Chris Smith, a member of Congress who also signed the nomination, said the prize would be a fitting tribute to Chinese Nobel Peace Prize winner Liu Xiaobo, who died in China in 2017. 

The letter was addressed to Berit Reiss-Anderson, chairman of the Nobel Peace Prize committee.

In a statement posted on social media on Friday, Wong said the nomination “would show the international community and [China’s] President Xi how the young generation will persist in fighting for democracy, even if we have to face imprisonment or a permanent ban from public office”.

In mid-January, Wong, 21, was sentenced to jail for the second time for his role in the 2014 pro-democracy protests in Hong Kong. He is currently out on bail for a separate case. 

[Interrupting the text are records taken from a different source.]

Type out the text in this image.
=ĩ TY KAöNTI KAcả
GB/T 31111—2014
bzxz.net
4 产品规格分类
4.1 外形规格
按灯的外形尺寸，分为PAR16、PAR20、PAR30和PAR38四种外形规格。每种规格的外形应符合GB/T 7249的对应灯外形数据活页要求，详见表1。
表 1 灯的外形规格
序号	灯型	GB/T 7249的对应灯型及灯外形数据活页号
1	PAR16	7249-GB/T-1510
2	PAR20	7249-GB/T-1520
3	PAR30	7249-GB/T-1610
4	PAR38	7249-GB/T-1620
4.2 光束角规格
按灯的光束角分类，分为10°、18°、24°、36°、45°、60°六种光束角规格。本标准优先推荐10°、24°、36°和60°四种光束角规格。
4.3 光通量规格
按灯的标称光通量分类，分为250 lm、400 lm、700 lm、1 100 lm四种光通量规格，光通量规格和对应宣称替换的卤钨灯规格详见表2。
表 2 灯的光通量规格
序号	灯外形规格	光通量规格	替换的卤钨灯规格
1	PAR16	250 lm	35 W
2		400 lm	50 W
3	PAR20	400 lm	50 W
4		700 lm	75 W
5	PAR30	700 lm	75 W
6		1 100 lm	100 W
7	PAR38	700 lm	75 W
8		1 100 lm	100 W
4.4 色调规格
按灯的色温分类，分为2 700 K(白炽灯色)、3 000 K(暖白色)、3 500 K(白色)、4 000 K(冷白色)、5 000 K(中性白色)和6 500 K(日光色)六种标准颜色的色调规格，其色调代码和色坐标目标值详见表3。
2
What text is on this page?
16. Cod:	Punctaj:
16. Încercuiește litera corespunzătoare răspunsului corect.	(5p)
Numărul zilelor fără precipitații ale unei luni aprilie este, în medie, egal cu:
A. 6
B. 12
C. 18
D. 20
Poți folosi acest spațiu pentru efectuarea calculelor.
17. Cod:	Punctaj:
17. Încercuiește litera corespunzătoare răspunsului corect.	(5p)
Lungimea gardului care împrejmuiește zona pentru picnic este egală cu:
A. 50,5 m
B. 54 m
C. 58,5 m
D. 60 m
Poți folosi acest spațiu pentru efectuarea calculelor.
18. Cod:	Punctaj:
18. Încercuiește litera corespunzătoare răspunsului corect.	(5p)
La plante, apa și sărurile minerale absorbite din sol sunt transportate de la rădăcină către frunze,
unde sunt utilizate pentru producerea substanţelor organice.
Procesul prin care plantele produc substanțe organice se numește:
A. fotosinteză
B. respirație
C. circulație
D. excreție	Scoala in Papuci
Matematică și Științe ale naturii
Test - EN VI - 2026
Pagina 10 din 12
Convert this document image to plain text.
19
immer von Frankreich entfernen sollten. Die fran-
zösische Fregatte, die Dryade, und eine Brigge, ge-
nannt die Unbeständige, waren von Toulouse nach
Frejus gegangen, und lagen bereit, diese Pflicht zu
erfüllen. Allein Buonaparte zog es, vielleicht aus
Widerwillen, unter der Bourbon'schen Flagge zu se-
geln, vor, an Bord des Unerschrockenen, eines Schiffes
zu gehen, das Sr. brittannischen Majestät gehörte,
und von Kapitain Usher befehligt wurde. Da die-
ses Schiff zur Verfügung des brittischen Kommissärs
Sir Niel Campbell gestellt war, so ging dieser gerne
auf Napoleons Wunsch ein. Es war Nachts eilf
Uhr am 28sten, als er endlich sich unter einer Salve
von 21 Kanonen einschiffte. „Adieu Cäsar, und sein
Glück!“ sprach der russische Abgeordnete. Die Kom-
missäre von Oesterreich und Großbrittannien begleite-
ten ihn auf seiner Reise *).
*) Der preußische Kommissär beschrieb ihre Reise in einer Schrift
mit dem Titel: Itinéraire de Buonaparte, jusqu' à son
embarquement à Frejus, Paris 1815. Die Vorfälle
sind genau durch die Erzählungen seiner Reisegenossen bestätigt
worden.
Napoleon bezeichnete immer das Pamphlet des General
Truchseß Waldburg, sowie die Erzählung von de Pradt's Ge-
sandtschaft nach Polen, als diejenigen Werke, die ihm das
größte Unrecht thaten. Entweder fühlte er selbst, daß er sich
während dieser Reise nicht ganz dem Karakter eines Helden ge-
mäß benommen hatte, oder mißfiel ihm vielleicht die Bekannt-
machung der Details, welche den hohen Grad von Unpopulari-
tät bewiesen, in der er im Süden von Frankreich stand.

Wong had previously been jailed for six months in August 2017.

Wong’s fellow nominee, Law, told Al Jazeera on Friday that they “are honoured to have taken part in … the Umbrella Movement. Its spirit will continue to guide us and future generations”.

Hong Kong residents have been protesting China's
Hong Kong residents have been protesting China’s “meddling” in the city’s freedoms [AP]

‘Domestic affairs’

In Beijing, the reaction was swift.

“Hong Kong’s affairs are China’s domestic affairs, and China firmly objects to anyone intervening through any means,” China’s foreign ministry said in a statement. 

“We urge the relevant congressmen to stop meddling with Hong Kong’s affairs,” it said, urging the American politicians to “do more things that are conducive to the development of China-US ties, and not the opposite.”

Starry Lee Wai-king, a pro-China Hong Kong politician, was quoted by the South China Morning Post calling the nomination “incomprehensible”, adding that the 2014 protests were “not peaceful”.

Hong Kong, a former British colony, was returned to China in 1997 under a “one country, two systems” agreement that ensured its freedoms, including a separate legal system.

But Beijing has ultimate control over the territory, and pro-democracy protesters in Hong Kong contest it is increasingly clamping down on the city’s constitutionally enshrined freedoms.

In 2014, Hong Kong’s pro-democracy activists staged massive protests that drew hundreds of thousands of protesters at its peak. The protesters were demanding an end to China’s pre-screening of candidates for election of the autonomous region’s leader.

The protest was later referred to as the Umbrella Movement, after the use of umbrellas as a tool for peaceful resistance against the Hong Kong police during the protests.

The demonstrations, which continued for almost three months, brought parts of Hong Kong to a standstill and sent alarms in mainland China.